The International Anal Neoplasia Society published anal screening guidelines in 2024 that recommend screening people at high risk for anal cancer.
People with the highest risk—HIV-positive transgender women and men who have sex with men—should begin screening at age 35, according to the guidelines. Other people with HIV should be screened for anal cancer beginning at 45.
Among people without HIV, the guidelines call for transgender women and men who have sex with men to be screened at 45. People with who have had vulvar cancer or precancer should have anal cancer screening within a year of diagnosis. And people who’ve received a solid-organ transplant should be screened within 10 years of the transplant.
Gaps in care
Yet relatively few people at high risk for anal cancer are being screened.
Only half of people with HIV have had an anal Pap test, said Patrick Eucalitto, MD, an assistant professor of obstetrics and gynecology and women’s health at Montefiore Einstein Medical Center in New York City.
Every community needs to work on knowing more about conditions that affect us all.
And while “doctors caring for people with HIV are well aware” of patients’ risk for anal cancer, “it is extremely important to increase awareness regarding the risk associated with HIV infection, immunosuppression, and HPV-related cancers,” according to infectious disease specialist Eric Meyerowitz, MD, an associate professor of medicine at Montefiore Einstein.
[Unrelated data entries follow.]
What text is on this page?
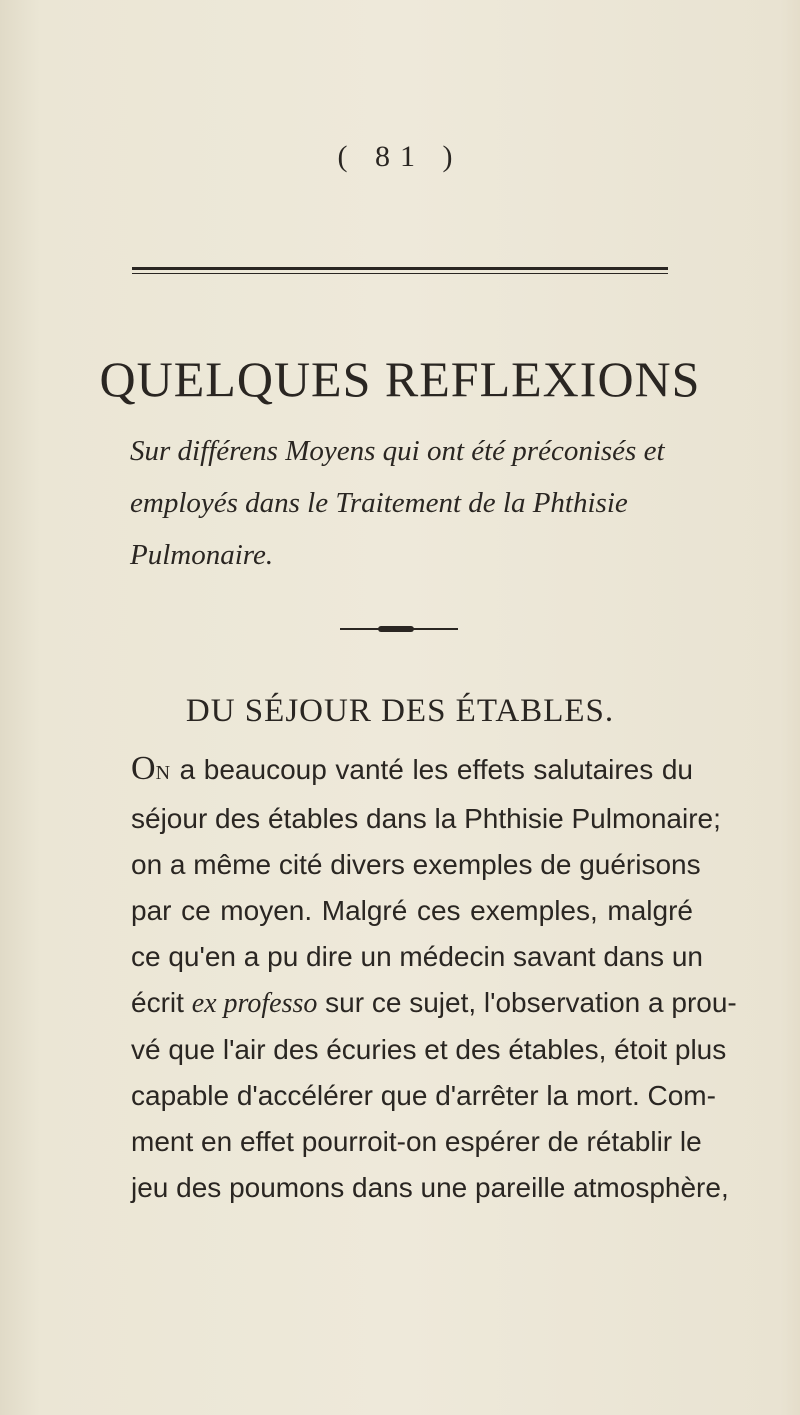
( 81 )
QUELQUES REFLEXIONS
Sur différens Moyens qui ont été préconisés et
employés dans le Traitement de la Phthisie
Pulmonaire.
DU SÉJOUR DES ÉTABLES.
ON a beaucoup vanté les effets salutaires du
séjour des étables dans la Phthisie Pulmonaire;
on a même cité divers exemples de guérisons
par ce moyen. Malgré ces exemples, malgré
ce qu'en a pu dire un médecin savant dans un
écrit ex professo sur ce sujet, l'observation a prou-
vé que l'air des écuries et des étables, étoit plus
capable d'accélérer que d'arrêter la mort. Com-
ment en effet pourroit-on espérer de rétablir le
jeu des poumons dans une pareille atmosphère,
Although a growing number of clinics offer anal Pap tests, far fewer offer anoscopy or an even more sophisticated procedure, called high-resolution anoscopy. Both procedures require special training. People who need these procedures typically have to travel to a large metropolitan area. “This is a huge problem,” Meyerowitz said.
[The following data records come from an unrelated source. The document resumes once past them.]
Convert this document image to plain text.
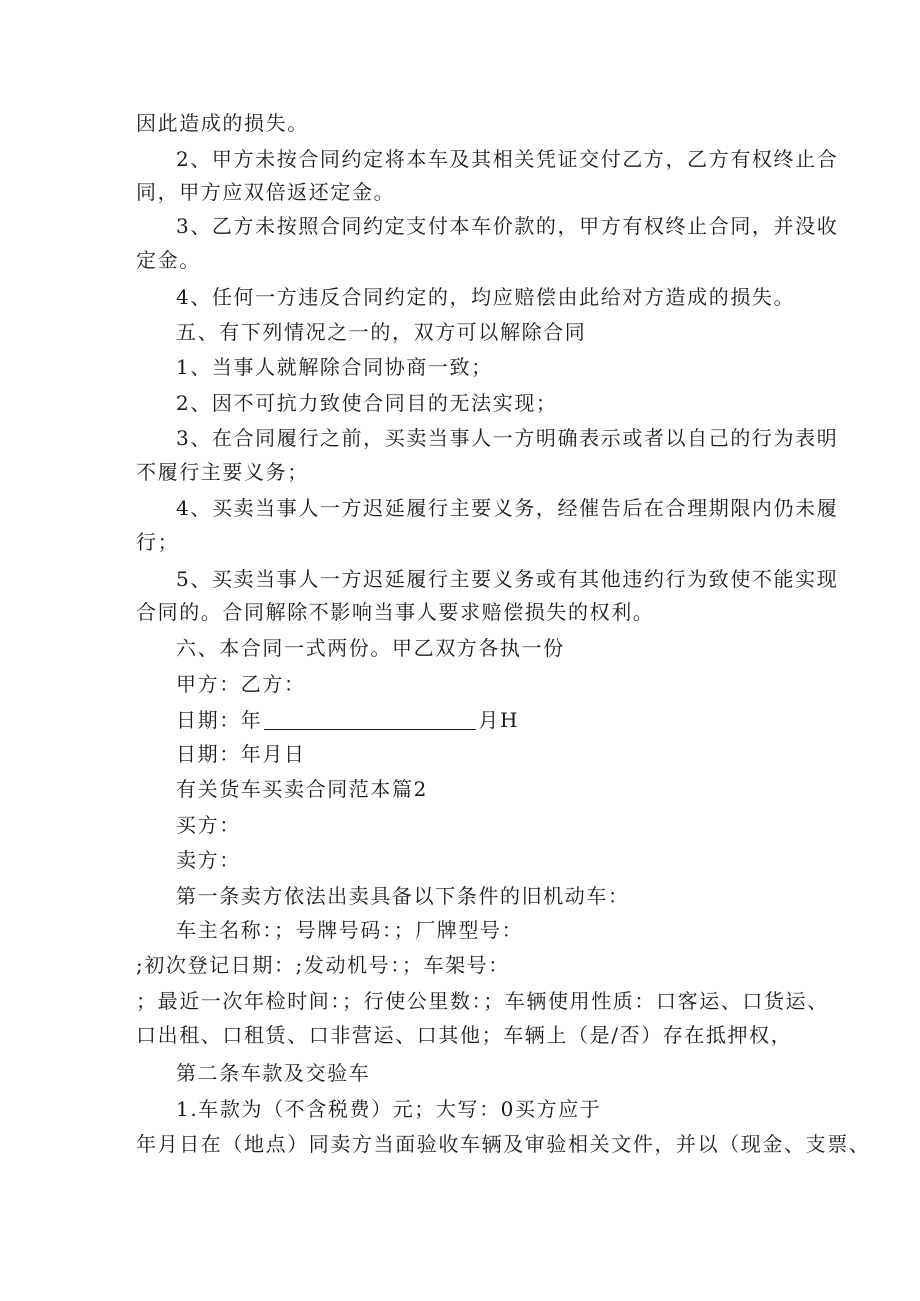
因此造成的损失。
2、甲方未按合同约定将本车及其相关凭证交付乙方，乙方有权终止合
同，甲方应双倍返还定金。
3、乙方未按照合同约定支付本车价款的，甲方有权终止合同，并没收
定金。
4、任何一方违反合同约定的，均应赔偿由此给对方造成的损失。
五、有下列情况之一的，双方可以解除合同
1、当事人就解除合同协商一致；
2、因不可抗力致使合同目的无法实现；
3、在合同履行之前，买卖当事人一方明确表示或者以自己的行为表明
不履行主要义务；
4、买卖当事人一方迟延履行主要义务，经催告后在合理期限内仍未履
行；
5、买卖当事人一方迟延履行主要义务或有其他违约行为致使不能实现
合同的。合同解除不影响当事人要求赔偿损失的权利。
六、本合同一式两份。甲乙双方各执一份
甲方：乙方：
日期：年	月H
日期：年月日
有关货车买卖合同范本篇2
买方：
卖方：
第一条卖方依法出卖具备以下条件的旧机动车：
车主名称：；号牌号码：；厂牌型号：
;初次登记日期：;发动机号：；车架号：
；最近一次年检时间：；行使公里数：；车辆使用性质：口客运、口货运、
口出租、口租赁、口非营运、口其他；车辆上（是/否）存在抵押权，
第二条车款及交验车
1.车款为（不含税费）元；大写：0买方应于
年月日在（地点）同卖方当面验收车辆及审验相关文件，并以（现金、支票、
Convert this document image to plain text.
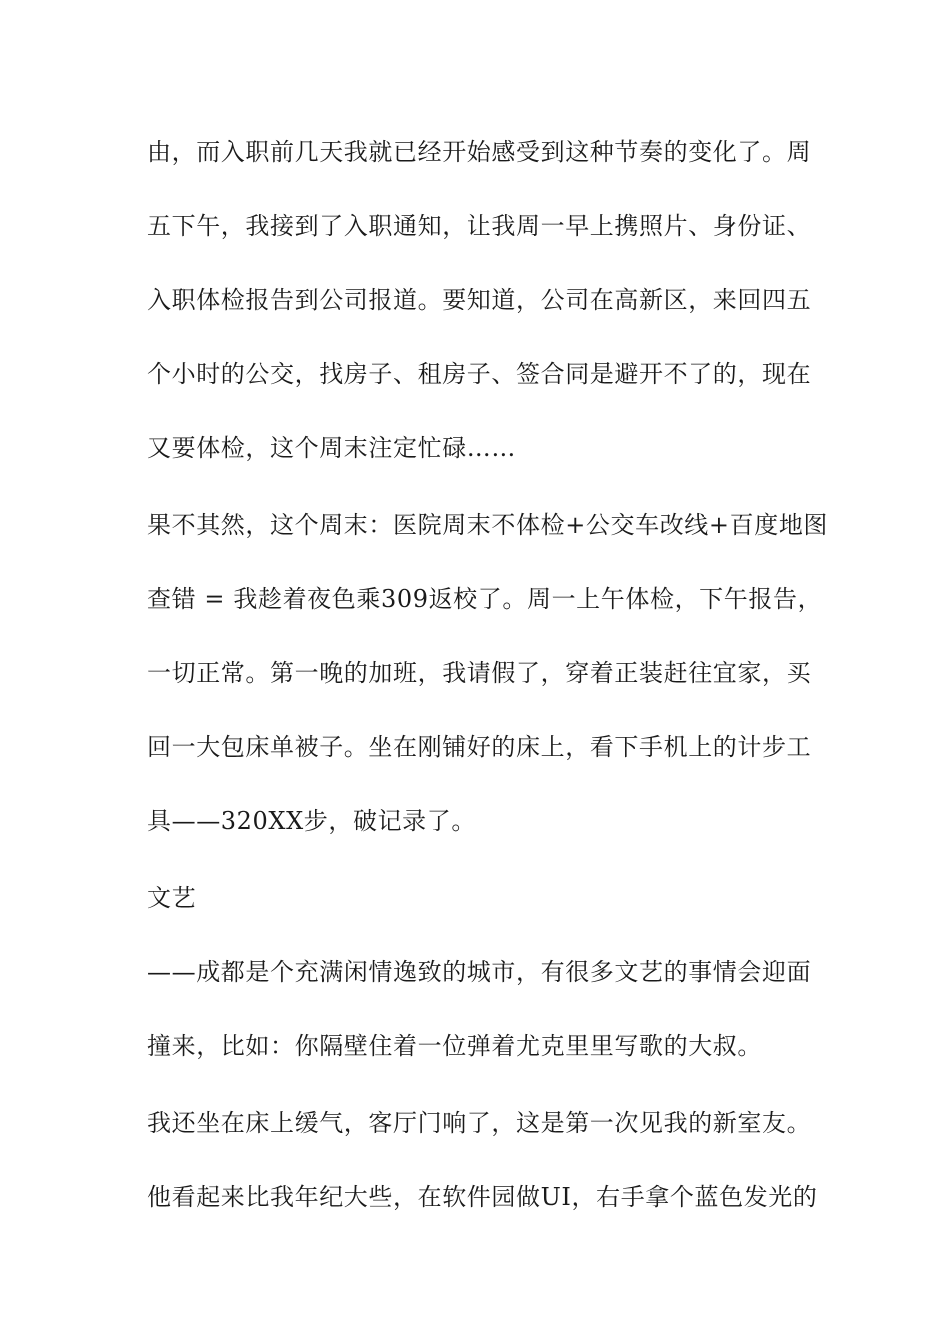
由，而入职前几天我就已经开始感受到这种节奏的变化了。周
五下午，我接到了入职通知，让我周一早上携照片、身份证、
入职体检报告到公司报道。要知道，公司在高新区，来回四五
个小时的公交，找房子、租房子、签合同是避开不了的，现在
又要体检，这个周末注定忙碌……
果不其然，这个周末：医院周末不体检+公交车改线+百度地图
查错 = 我趁着夜色乘309返校了。周一上午体检，下午报告，
一切正常。第一晚的加班，我请假了，穿着正装赶往宜家，买
回一大包床单被子。坐在刚铺好的床上，看下手机上的计步工
具——320XX步，破记录了。
文艺
——成都是个充满闲情逸致的城市，有很多文艺的事情会迎面
撞来，比如：你隔壁住着一位弹着尤克里里写歌的大叔。
我还坐在床上缓气，客厅门响了，这是第一次见我的新室友。
他看起来比我年纪大些，在软件园做UI，右手拿个蓝色发光的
Goldman said more people need to be aware of the risk of anal cancer and take steps to prevent it.
Although the elevated risk of anal cancer seems to be well-known among people with HIV, Goldman said there hasn’t been much education in the larger LGBTQ community. “It’s very inconsistent, even in big cities,” he said. “They’re still not universal, even in San Francisco.”
The stigma of anal cancer makes it challenging to raise awareness about it, Goldman said. Many people remain biased against the LGBTQ community and people with HIV, he said.
Although some people assume that anal cancer is only a risk for men who have sex with men, “there are people who do not engage in any sort of anal sex that may be at risk” for anal cancer, Benda said.
“Some people get uncomfortable talking about anal health,” Benda said. “But it’s important to know about anal cancer, because we can do something about it.”
“Every community needs to work on knowing more about conditions that affect us all,” Benda said. “There’s definitely more that can be done, particularly around healthcare providers discussing HPV in a nonjudgmental way.”
‘We are miracles’
When Goldman was first diagnosed as having anal cancer, he wanted to warn other people. “I was like, ‘Wow, I have to talk about this,’” Goldman said. “Not everyone wanted to hear about it.”
Goldman tells his story, he said, because he doesn’t want other people to go through what he has suffered. He volunteers with the Anal Cancer Foundation as a “buddy” to people newly diagnosed with anal cancer.
Goldman, who is in a support group for people who’ve lived with AIDS for a long time, describes himself and fellow members this way: “We’re all dinosaurs. We’re starting to fall apart sooner than we would have. But we made it this far, which is amazing. We are miracles because no one expected to live this long.”